Poetry Workshops to bring English strategy to life
We are passionate about promoting reading and are always searching for new ways to support the national reading agenda. One way that recently supported this, was when learners at HMP Hindley and HMP Risley were given the chance to work with Argh Kid during a series of poetry workshops. Also known as David Scott, Argh Kid is referred to as ‘the acapella Eminem’ and is an official poet for Manchester United and UEFA as well as currently hosting shows on BBC Radio Manchester.
Our strategy sees reading as an activity that benefits everyone, so we were looking for an artist who could speak authentically to people who are often unsure about how poetry can be relevant to them.

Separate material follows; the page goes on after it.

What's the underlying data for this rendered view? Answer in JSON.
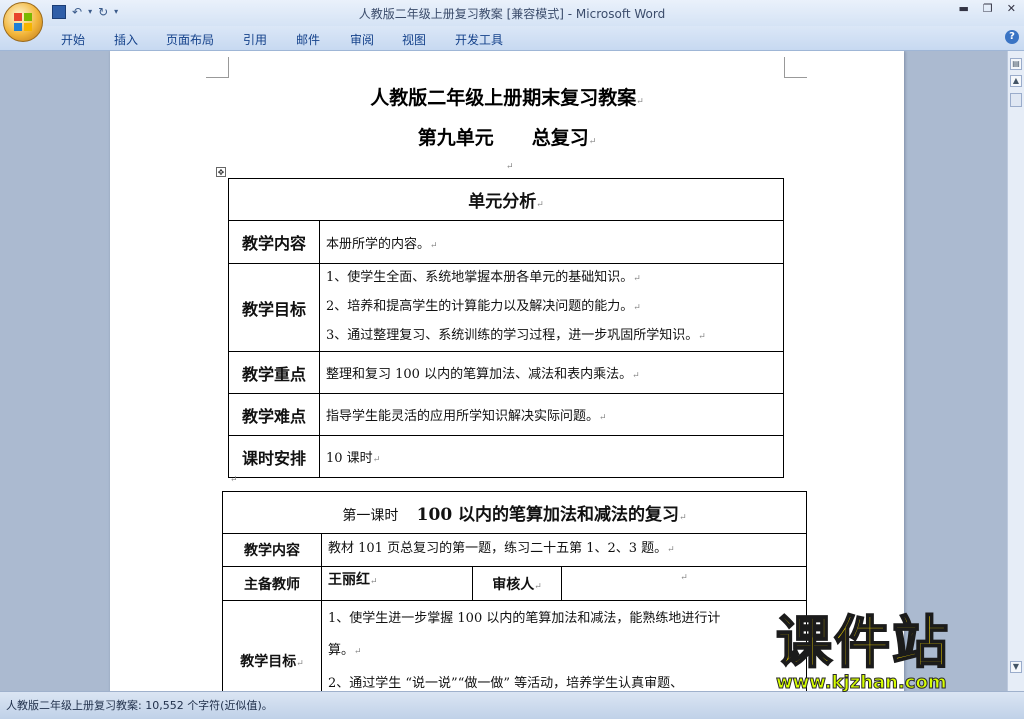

Helping our learners to consider other unknown career options
In his own words, David “is on a mission to make the artform accessible to the masses” and this was certainly the experience of the learners taking part. He spoke to prisoners about how he uses spoken word to express himself, entertain others and earn a good living showing them an alternative and previously unconsidered career option.

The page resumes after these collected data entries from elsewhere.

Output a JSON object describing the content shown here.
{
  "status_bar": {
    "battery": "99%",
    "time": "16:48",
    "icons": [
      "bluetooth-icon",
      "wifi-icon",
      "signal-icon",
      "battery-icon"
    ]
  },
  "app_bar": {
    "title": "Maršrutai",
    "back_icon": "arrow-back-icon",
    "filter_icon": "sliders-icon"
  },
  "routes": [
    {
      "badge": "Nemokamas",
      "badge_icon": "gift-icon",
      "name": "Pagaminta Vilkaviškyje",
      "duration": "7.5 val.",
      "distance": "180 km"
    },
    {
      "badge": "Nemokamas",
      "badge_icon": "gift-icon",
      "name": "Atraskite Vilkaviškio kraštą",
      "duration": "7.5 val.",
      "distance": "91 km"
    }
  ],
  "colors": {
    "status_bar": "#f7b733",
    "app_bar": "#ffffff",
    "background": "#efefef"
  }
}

David worked with a number of prisoners ranging from reluctant readers to those already writing their own poems and lyrics, adapting his approach according to their interests and experiences. By demonstrating techniques such as found poetry and word association, he inspired learners to write about their own stories and perspectives in ways they had never felt able to do before.
A particularly popular activity was listening to poetry extracts and identifying whether they were written by Shakespeare or hip-hop artists. Much more difficult than you would expect, this helped prisoners to appreciate poetry in a way they had not realised before and could see that it is an artform to be enjoyed and created by everyone.
Creating a love of reading for everyone
As a result of learning about the importance of poetry to their experience and circumstances, learners were empowered to write thought-provoking and powerful poems, some of which were entered for the Koestler awards. Men who had started the workshops saying that they did not enjoy reading or writing had changed their opinion by learning from someone with shared experience.
Learners explained how the workshop “helped me to reflect” and that they enjoyed the “team building” aspect and “great conversation”. We agree with a learner from Hindley who wrote “we need more of this in prison” and we’re looking forward to working with Argh Kid again in the near future.